W wypadku w Starym Sączu zginęły dwie nastolatki. Do sądu trafił akt oskarżenia
Zakończyło się prokuratorskie śledztwo w sprawie tragicznego wypadku, który 14 marca wydarzył się na drodze krajowej numer 87 w Starym Sączu. W ten feralny wieczór, 22-letni mężczyzna kierujący fordem, podczas wyprzedzania, zderzył się czołowo z jadącym z naprzeciwka seatem.
Razem z 22-latkiem, samochodem podróżowała 18-letnia Julia, 17-letnia Weronika i 19-letni Mateusz. Niestety młode kobiety zginęły, a 19-latek trafił z poważnymi obrażeniami do krakowskiego szpitala. Kierujący samochodami również zostali zabrani do szpitala, ale nic poważnego im się nie stało.

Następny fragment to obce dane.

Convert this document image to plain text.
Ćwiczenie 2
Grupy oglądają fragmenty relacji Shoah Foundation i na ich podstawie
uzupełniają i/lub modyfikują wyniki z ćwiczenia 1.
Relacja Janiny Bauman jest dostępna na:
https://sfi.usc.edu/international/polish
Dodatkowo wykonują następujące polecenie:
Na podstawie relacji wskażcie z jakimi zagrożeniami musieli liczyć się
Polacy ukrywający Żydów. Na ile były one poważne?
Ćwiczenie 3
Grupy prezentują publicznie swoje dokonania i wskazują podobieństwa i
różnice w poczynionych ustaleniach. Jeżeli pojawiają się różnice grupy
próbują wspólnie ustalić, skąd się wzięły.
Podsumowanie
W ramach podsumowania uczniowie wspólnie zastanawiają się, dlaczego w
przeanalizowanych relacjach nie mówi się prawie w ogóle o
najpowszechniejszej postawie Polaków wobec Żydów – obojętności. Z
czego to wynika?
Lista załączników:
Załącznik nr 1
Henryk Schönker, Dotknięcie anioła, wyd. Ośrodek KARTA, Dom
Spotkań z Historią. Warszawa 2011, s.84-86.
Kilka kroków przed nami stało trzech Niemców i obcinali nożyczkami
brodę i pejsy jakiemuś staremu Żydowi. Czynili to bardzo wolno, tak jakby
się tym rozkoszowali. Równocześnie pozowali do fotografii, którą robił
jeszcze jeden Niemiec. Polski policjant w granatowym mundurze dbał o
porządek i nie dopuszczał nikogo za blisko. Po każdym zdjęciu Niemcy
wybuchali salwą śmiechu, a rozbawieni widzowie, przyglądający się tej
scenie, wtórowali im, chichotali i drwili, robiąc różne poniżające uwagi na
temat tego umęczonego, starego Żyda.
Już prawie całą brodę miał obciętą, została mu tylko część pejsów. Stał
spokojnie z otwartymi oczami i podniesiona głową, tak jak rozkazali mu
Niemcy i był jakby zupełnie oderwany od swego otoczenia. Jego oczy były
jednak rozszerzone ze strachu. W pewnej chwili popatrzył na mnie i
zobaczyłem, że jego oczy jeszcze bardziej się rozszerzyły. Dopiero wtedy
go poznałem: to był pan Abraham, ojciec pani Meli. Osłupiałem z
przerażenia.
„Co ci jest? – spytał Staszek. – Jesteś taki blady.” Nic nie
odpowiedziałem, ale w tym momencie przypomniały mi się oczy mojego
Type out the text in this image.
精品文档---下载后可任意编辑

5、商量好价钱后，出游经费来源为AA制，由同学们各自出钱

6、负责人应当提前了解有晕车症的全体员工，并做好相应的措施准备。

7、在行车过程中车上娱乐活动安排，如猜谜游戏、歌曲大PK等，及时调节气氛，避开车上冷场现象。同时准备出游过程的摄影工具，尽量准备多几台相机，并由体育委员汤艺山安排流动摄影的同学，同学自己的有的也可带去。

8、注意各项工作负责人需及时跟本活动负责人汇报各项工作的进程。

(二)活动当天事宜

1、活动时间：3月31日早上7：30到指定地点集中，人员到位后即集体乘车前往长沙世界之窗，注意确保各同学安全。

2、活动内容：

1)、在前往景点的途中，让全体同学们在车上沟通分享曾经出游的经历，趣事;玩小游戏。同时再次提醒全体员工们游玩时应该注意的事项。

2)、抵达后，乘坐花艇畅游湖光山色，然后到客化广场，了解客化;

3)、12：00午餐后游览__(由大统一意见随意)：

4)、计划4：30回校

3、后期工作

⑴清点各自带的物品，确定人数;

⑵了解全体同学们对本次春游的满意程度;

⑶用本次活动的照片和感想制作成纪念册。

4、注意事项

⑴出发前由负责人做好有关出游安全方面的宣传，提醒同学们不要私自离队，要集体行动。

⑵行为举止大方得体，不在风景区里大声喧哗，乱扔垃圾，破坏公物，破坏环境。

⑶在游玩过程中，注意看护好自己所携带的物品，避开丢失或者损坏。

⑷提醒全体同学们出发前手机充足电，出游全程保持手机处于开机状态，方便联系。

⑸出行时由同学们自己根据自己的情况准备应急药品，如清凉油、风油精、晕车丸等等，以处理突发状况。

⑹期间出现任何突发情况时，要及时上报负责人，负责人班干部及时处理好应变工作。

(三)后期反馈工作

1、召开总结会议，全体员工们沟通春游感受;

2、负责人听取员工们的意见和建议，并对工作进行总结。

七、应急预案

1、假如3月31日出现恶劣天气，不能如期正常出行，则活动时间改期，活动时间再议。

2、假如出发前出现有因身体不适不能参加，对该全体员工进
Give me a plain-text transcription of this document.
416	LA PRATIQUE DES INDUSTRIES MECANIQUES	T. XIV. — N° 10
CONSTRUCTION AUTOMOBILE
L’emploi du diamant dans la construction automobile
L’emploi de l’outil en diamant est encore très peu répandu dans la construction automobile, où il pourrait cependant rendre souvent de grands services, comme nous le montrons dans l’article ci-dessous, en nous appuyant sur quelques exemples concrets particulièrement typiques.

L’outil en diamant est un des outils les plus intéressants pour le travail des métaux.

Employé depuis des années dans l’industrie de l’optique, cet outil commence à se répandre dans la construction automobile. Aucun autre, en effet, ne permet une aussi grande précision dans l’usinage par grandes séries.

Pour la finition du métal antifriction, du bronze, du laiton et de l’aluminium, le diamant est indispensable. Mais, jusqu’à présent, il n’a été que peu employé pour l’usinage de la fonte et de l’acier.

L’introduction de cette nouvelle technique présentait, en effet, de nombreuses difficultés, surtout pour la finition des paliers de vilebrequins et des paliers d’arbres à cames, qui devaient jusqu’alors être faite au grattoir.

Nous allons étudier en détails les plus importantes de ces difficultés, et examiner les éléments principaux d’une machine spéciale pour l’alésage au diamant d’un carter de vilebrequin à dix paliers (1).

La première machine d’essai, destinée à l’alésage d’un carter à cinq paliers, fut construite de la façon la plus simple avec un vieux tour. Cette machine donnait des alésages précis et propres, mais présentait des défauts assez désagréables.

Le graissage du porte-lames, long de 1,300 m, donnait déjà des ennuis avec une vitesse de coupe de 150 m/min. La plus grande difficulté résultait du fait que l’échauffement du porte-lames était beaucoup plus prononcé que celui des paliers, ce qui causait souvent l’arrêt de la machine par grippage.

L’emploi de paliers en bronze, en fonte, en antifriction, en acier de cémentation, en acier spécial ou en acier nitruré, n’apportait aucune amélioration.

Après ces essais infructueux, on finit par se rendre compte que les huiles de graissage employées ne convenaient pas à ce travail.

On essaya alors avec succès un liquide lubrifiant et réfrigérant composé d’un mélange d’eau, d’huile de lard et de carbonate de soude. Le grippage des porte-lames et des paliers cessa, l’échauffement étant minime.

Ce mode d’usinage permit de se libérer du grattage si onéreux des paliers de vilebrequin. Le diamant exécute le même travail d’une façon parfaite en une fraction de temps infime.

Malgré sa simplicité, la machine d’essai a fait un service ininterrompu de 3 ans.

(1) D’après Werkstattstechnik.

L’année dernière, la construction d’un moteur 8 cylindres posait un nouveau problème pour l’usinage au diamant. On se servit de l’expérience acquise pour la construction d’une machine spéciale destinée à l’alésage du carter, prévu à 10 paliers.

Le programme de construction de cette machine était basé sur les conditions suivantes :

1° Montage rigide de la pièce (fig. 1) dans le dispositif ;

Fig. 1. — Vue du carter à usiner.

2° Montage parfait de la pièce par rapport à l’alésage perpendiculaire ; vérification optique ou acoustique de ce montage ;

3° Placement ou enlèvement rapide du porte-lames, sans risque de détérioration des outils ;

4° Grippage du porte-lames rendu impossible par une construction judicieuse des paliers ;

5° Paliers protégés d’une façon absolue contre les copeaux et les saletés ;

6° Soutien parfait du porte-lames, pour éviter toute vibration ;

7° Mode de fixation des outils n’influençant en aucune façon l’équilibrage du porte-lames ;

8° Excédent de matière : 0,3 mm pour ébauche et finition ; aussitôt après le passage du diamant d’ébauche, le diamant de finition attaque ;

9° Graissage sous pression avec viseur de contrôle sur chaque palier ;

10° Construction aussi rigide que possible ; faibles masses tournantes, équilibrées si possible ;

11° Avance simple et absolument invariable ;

Prokurator przesłuchał 22-latka i postawił mu zarzut spowodowania wypadku ze skutkiem śmiertelnym. W czasie przesłuchania mężczyzna oświadczył, że nie pamięta przebiegu wypadku. Badanie wydychanego powietrza nie stwierdziło u niego alkoholu. Nie był także pod wpływem środków odurzających.
Tak jak już informowaliśmy, z opinii biegłego wynika, że do wypadku mogła przyczynić się nadmierna prędkość. Kierujący fordem 22-latek jechał 128 km/h w miejscu, gdzie było ograniczenie do 90 km/h. Jakby tego było mało, z lewej strony ominął znajdującą się na drodze wysepkę. To doprowadziło do utraty przez niego panowania nad samochodem i skutkowało zderzeniem na lewym pasie ruchu z prawidłowo jadącym z naprzeciwka samochodem osobowym marki seat, a następnie wjechaniem do rowu po lewej stronie jezdni i uderzeniem w znajdujące się tam ogrodzenie i drzewa.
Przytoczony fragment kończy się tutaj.